5.  Spectral integrity; freedom from distortion. In the specific case of reinforced speech it is essential that the voice spectrum (125 Hz to 4000 Hz) be reproduced with accuracy and that the transmission be substantially free of audible distortion.

Measuring Speech Intelligibility – Syllabic Testing

Speech intelligibility in a given environment is tested by using syllables imbedded in “carrier” sentences. The syllables are selected at random and are presented as follows by a talker speaking in a clear and natural manner:

“I want you to identify the word dog.”
“Now, please identify the word will.”

The test syllables are not to be stressed in any manner, and the purpose of the carrier sentence is to place the test syllable into the flow and tempo of normal speech, including any effects of room reverberation.  Normally, if a listener can identify 85% of random syllables in a number of tests, then that listener will be able to understand about 97% of the words in normal speech context. Standard word lists are published by the ISO with instructions for their use.

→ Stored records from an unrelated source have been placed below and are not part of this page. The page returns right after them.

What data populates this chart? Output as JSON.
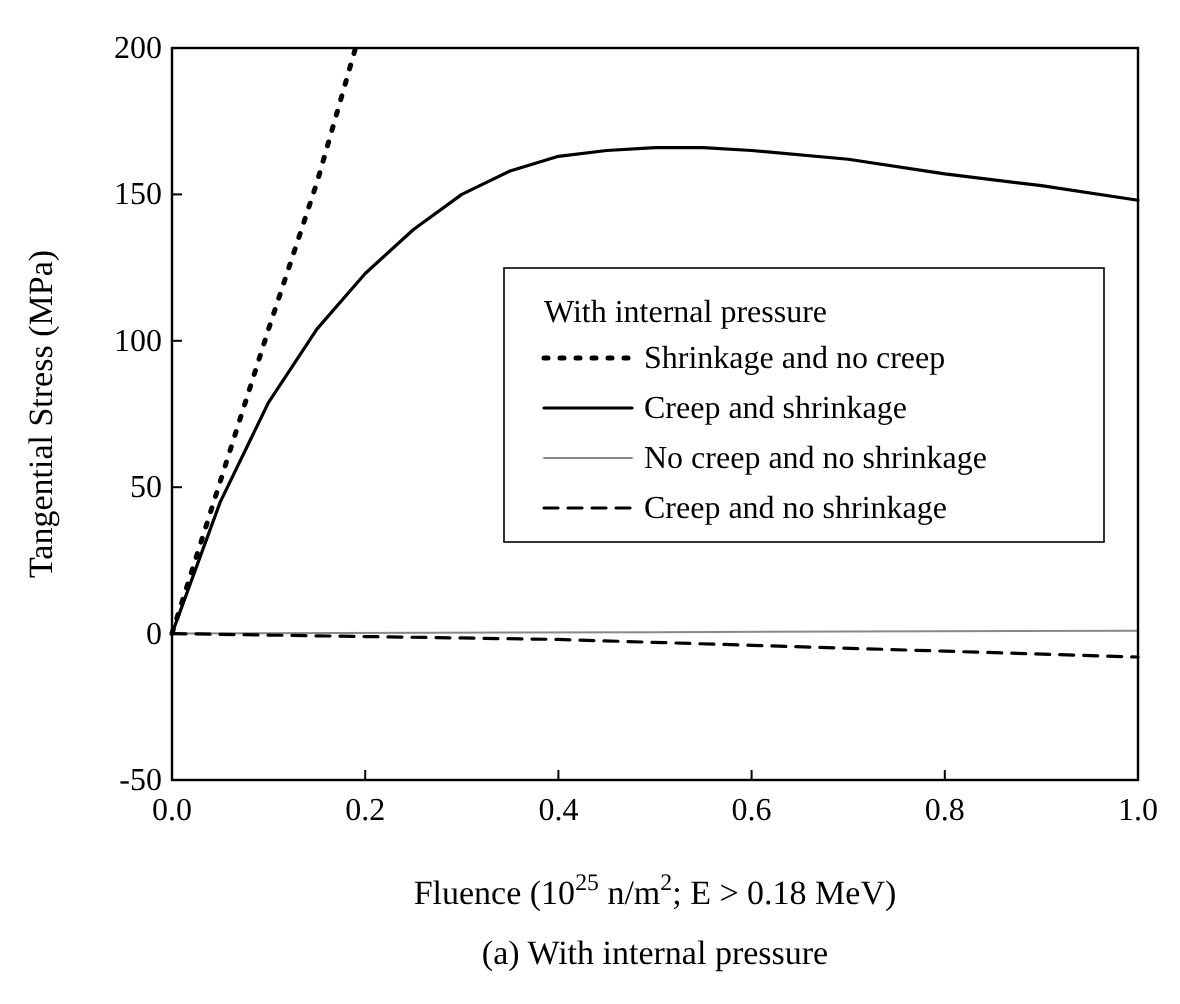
{
  "chart_data": {
    "type": "line",
    "xlabel": "Fluence (10$^{25}$ n/m$^{2}$; E > 0.18 MeV)",
    "ylabel": "Tangential Stress (MPa)",
    "legend_title": "With internal pressure",
    "annotations": [
      "(a) With internal pressure"
    ],
    "xlim": [
      0,
      1
    ],
    "ylim": [
      -50,
      200
    ],
    "xticks": [
      {
        "value": 0,
        "label": "0.0"
      },
      {
        "value": 0.2,
        "label": "0.2"
      },
      {
        "value": 0.4,
        "label": "0.4"
      },
      {
        "value": 0.6,
        "label": "0.6"
      },
      {
        "value": 0.8,
        "label": "0.8"
      },
      {
        "value": 1,
        "label": "1.0"
      }
    ],
    "yticks": [
      -50,
      0,
      50,
      100,
      150,
      200
    ],
    "grid": false,
    "legend": "right",
    "marker": "none",
    "series": [
      {
        "name": "Shrinkage and no creep",
        "color": "#000000",
        "line_style": "dotted",
        "x": [
          0,
          0.05,
          0.1,
          0.15,
          0.19
        ],
        "values": [
          0,
          52,
          104,
          154,
          200
        ]
      },
      {
        "name": "Creep and shrinkage",
        "color": "#000000",
        "line_style": "solid",
        "x": [
          0,
          0.05,
          0.1,
          0.15,
          0.2,
          0.25,
          0.3,
          0.35,
          0.4,
          0.45,
          0.5,
          0.55,
          0.6,
          0.7,
          0.8,
          0.9,
          1.0
        ],
        "values": [
          0,
          45,
          79,
          104,
          123,
          138,
          150,
          158,
          163,
          165,
          166,
          166,
          165,
          162,
          157,
          153,
          148
        ]
      },
      {
        "name": "No creep and no shrinkage",
        "color": "#888888",
        "line_style": "solid",
        "x": [
          0,
          0.5,
          1.0
        ],
        "values": [
          0,
          0.5,
          1
        ]
      },
      {
        "name": "Creep and no shrinkage",
        "color": "#000000",
        "line_style": "dashed",
        "x": [
          0,
          0.2,
          0.4,
          0.6,
          0.8,
          1.0
        ],
        "values": [
          0,
          -1,
          -2,
          -4,
          -6,
          -8
        ]
      }
    ]
  }
}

Syllabic testing is a tedious procedure, but it is accurate. What speech reinforcement system designers want are relatively simple methods and procedures for predicting speech intelligibility, even if they have to give up some degree of accuracy. In a later chapter we will deal with some of the in situ test procedures that enable us to estimate the speech intelligibility in a space. We will also discuss some of the early prediction techniques that can be applied to construction jobs still on the drawing board.

We are by no means through with our discussion of intelligibility. Please refer to Appendix 5 for more detailed discussions of intelligibility measurement and estimation.